Moose was different. He had a family and his hulking, over-two-hundred-pound physique concealed an unexpectedly nervous temperament. The needle of his courage swung the full arc from hurricane to doldrum. He had nights when, impulsively lion-hearted, he would get up and tell off his persecutors in loud heroics, be beaten down the stairs into the street, rise and try to fight his way back into the hall again. Next morning all the nerve would be out of him and he’d be riding the rim of fear, bruised and muscle-sore and terrorized by the possible consequences of his resistance. Nor would his wife, Fran, shore up his spine by bawling him out for messing himself in “politics” when there were five mouths to feed, and healt
hy eaters all of them, no matter who ran the waterfront. Then big Moose McGonigle would be a good boy until the next time something set him off again.

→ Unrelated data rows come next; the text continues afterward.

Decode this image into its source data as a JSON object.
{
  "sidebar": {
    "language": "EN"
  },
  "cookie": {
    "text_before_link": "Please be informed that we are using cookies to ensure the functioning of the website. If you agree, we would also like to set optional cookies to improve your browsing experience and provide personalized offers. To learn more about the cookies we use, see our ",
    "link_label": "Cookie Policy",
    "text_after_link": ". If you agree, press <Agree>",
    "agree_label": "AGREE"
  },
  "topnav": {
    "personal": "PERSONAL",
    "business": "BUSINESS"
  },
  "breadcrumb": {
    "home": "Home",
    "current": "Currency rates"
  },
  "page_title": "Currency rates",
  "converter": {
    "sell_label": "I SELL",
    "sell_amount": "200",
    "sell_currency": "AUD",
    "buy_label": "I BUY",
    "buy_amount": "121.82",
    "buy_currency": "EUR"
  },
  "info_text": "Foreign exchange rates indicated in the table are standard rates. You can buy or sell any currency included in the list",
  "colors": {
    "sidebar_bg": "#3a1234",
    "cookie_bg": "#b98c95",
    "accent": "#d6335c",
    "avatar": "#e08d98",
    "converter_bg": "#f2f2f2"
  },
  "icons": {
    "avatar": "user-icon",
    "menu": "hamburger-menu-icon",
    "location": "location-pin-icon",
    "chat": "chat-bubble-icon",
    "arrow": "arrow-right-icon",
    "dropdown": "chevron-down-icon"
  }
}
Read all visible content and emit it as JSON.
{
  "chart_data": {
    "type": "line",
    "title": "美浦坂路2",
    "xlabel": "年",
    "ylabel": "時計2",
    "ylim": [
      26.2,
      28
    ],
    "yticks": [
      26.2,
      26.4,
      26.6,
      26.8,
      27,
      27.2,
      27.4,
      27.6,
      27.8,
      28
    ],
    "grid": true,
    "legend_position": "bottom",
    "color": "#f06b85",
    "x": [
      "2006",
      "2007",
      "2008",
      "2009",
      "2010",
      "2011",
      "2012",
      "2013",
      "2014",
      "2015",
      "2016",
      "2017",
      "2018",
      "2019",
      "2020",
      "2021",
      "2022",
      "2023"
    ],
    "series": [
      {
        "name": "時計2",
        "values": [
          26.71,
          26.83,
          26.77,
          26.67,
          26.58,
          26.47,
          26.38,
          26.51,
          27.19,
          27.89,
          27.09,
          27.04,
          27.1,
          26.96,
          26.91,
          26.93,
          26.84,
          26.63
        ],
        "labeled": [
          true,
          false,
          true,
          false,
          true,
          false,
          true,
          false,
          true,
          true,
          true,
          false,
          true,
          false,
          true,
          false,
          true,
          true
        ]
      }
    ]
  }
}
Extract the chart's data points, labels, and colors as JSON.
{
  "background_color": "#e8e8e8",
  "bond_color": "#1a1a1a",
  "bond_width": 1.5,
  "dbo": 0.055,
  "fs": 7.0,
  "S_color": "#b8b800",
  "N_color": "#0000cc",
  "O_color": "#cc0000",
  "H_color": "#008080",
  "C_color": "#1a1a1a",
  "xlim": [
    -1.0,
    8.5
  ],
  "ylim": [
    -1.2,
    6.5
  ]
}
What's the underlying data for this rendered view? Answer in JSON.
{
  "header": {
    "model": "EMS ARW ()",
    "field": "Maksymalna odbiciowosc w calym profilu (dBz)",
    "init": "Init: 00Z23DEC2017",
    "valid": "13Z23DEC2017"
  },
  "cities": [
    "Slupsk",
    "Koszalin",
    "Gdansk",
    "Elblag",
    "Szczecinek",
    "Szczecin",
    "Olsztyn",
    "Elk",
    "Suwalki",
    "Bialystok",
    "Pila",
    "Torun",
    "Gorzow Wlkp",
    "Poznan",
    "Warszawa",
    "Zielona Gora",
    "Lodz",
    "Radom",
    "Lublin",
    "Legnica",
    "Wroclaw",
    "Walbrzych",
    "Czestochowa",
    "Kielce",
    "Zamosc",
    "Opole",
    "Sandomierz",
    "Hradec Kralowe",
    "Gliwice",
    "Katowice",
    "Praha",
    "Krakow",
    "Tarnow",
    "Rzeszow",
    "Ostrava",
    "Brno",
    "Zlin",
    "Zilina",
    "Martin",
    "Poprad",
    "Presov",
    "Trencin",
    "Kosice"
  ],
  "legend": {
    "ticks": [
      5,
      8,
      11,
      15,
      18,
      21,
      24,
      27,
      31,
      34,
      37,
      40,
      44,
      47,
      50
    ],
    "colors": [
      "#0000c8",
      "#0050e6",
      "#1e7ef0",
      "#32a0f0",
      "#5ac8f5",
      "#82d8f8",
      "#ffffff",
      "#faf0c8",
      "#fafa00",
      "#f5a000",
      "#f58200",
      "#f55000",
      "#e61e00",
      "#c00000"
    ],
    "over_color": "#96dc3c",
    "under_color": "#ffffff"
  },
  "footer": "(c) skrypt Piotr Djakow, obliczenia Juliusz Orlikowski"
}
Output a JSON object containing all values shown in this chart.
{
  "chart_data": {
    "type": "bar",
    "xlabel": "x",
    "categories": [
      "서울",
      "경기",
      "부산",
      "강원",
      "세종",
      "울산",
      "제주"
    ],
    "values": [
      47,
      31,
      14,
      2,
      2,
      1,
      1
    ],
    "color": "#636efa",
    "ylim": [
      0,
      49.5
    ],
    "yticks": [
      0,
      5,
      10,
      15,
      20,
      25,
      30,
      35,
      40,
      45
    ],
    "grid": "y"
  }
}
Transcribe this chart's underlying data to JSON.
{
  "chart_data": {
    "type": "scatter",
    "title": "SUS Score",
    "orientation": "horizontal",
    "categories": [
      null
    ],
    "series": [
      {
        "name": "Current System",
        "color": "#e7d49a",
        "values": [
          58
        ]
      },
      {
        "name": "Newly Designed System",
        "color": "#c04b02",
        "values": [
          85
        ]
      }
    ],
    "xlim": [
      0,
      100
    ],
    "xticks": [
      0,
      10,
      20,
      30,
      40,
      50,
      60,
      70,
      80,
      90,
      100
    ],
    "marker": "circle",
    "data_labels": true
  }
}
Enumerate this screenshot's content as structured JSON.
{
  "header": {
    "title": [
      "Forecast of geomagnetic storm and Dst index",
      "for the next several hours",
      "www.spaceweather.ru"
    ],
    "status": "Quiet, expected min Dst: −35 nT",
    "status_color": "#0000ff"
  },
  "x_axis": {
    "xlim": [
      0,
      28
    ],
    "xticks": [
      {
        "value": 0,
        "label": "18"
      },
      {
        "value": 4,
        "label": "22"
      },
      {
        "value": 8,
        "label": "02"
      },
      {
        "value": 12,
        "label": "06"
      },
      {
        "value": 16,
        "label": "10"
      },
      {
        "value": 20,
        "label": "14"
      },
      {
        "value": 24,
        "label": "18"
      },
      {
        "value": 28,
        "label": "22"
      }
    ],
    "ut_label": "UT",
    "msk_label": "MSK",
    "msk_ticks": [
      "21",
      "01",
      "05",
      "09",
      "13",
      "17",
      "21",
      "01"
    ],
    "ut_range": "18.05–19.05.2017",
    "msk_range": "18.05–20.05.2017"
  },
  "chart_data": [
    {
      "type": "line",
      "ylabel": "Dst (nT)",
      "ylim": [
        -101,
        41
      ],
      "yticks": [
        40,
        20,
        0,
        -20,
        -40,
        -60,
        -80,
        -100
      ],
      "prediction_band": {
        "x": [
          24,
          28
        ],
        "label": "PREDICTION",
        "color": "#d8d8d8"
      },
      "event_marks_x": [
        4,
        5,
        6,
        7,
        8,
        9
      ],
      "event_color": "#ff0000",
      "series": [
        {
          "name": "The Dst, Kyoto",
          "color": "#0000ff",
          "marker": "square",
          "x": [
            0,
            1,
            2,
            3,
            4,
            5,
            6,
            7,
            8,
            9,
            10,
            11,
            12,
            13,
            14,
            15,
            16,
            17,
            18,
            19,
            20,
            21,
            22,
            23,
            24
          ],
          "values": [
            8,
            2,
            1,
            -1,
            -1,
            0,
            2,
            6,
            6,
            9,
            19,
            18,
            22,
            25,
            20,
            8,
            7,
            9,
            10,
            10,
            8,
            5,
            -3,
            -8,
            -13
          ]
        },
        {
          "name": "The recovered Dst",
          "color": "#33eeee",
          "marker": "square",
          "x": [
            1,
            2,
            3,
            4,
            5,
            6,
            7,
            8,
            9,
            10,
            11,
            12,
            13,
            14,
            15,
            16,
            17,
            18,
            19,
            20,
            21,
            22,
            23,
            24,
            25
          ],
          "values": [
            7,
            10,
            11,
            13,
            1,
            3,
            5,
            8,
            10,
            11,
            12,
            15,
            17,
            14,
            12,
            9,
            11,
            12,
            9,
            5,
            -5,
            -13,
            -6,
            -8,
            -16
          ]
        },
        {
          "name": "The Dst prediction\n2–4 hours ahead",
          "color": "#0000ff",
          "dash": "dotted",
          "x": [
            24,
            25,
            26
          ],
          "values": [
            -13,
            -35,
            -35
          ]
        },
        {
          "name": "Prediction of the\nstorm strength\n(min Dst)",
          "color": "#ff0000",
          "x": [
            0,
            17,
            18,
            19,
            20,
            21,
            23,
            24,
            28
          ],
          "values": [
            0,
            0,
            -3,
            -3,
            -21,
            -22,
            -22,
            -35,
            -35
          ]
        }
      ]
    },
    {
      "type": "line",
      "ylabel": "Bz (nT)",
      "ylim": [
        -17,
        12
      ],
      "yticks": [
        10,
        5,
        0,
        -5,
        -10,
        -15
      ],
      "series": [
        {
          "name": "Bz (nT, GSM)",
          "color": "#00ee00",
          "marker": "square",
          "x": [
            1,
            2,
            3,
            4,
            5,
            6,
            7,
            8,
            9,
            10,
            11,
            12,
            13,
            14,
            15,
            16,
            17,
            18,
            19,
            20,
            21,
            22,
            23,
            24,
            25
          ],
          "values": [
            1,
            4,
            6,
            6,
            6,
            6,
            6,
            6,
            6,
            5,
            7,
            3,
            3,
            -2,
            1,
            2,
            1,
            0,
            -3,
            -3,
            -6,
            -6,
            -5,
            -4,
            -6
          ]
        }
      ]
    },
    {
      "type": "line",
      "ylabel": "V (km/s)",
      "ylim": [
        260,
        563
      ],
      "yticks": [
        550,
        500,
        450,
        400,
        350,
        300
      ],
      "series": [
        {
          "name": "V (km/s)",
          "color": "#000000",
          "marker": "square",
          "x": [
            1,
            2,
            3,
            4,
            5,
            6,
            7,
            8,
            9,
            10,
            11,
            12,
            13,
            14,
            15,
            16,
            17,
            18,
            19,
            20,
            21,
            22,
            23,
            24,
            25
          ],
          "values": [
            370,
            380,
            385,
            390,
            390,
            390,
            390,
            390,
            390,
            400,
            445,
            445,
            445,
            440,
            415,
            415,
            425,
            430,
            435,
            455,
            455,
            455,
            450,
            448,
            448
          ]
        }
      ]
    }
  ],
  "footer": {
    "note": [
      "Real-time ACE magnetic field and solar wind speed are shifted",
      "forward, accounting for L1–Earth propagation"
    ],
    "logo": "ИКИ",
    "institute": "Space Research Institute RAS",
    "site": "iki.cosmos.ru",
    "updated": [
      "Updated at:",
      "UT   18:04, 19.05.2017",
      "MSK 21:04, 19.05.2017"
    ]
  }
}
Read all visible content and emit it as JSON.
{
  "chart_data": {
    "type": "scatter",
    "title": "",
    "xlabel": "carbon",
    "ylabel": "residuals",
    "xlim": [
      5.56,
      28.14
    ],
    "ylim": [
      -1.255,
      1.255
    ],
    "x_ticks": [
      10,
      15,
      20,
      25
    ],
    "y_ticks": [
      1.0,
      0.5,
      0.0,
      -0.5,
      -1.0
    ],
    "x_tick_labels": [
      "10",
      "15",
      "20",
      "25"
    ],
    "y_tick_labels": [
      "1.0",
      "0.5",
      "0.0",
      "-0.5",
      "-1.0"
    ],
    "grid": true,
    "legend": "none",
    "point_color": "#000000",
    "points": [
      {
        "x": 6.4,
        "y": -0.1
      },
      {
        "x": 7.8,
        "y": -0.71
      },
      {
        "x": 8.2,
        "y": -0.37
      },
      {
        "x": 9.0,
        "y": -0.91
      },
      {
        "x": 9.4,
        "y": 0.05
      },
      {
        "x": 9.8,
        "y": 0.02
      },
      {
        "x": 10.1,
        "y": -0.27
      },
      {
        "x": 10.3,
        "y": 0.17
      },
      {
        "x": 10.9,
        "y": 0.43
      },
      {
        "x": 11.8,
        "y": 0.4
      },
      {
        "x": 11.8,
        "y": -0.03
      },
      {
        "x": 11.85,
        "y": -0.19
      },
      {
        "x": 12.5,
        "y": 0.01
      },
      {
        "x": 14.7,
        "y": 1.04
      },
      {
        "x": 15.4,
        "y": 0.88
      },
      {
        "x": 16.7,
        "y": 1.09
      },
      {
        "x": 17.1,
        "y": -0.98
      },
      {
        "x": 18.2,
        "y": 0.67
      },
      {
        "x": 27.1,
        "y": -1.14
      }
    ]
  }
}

Jimmy Sharkey was still another kind of fish. He was straight, tough, quiet, direct. He never went looking for fights like Runty and never exploded into them like Moose. He simply took them as they came, as hard, unavoidable facts of life in the harbor.
The two groups, goons and rebels, were like actors on a stage, laughing and drinking and small-talking and once in a while casually glancing over at one another, while the rest of the drinkers made up the audience, watching intently though pretending not to. The trio from the church meeting had three or four more drinks, kidding with Shorty, the night bartender as if this was just another good-time evening. Then they said their good nights and strolled out. Truck and Gilly finished their drinks, left a fat tip on the bar and followed them out.
Outside, Runty, Moose and Jimmy started down River Street toward their homes. Runty walked along with them although he lived in a furnished room only a few doors down from the Longdock. The footsteps of Truck and Gilly were behind them. The night was cold and Runty blew a little cloud of his own warmer air into it. Suddenly, in his best bravadeero manner, he stopped and turned around and waited for the well-named Truck and his rangy side-man to approach.
“Whad d’ya say, fellers?” Truck said, the bristle skin around his eyes crinkling into a slit-eyed smile. His tone sounded like a bass gargle but was meant to be friendly.
“Hiya, Truck, Gilly,” the three muttered.
“Lissen, we’d like t’ talk t’ ya a minute,” Truck said.
“Ye’re talkin’ to us right now, aintcha?” Runty said.
“Wise-guy,” Gilly growled.
Runty was midget-sized alongside Gilly’s six-foot-one. Gilly glared at his dwarf antagonist and then appealed to Truck: “What’s with this little bassard? Always has to be such a wise-guy.”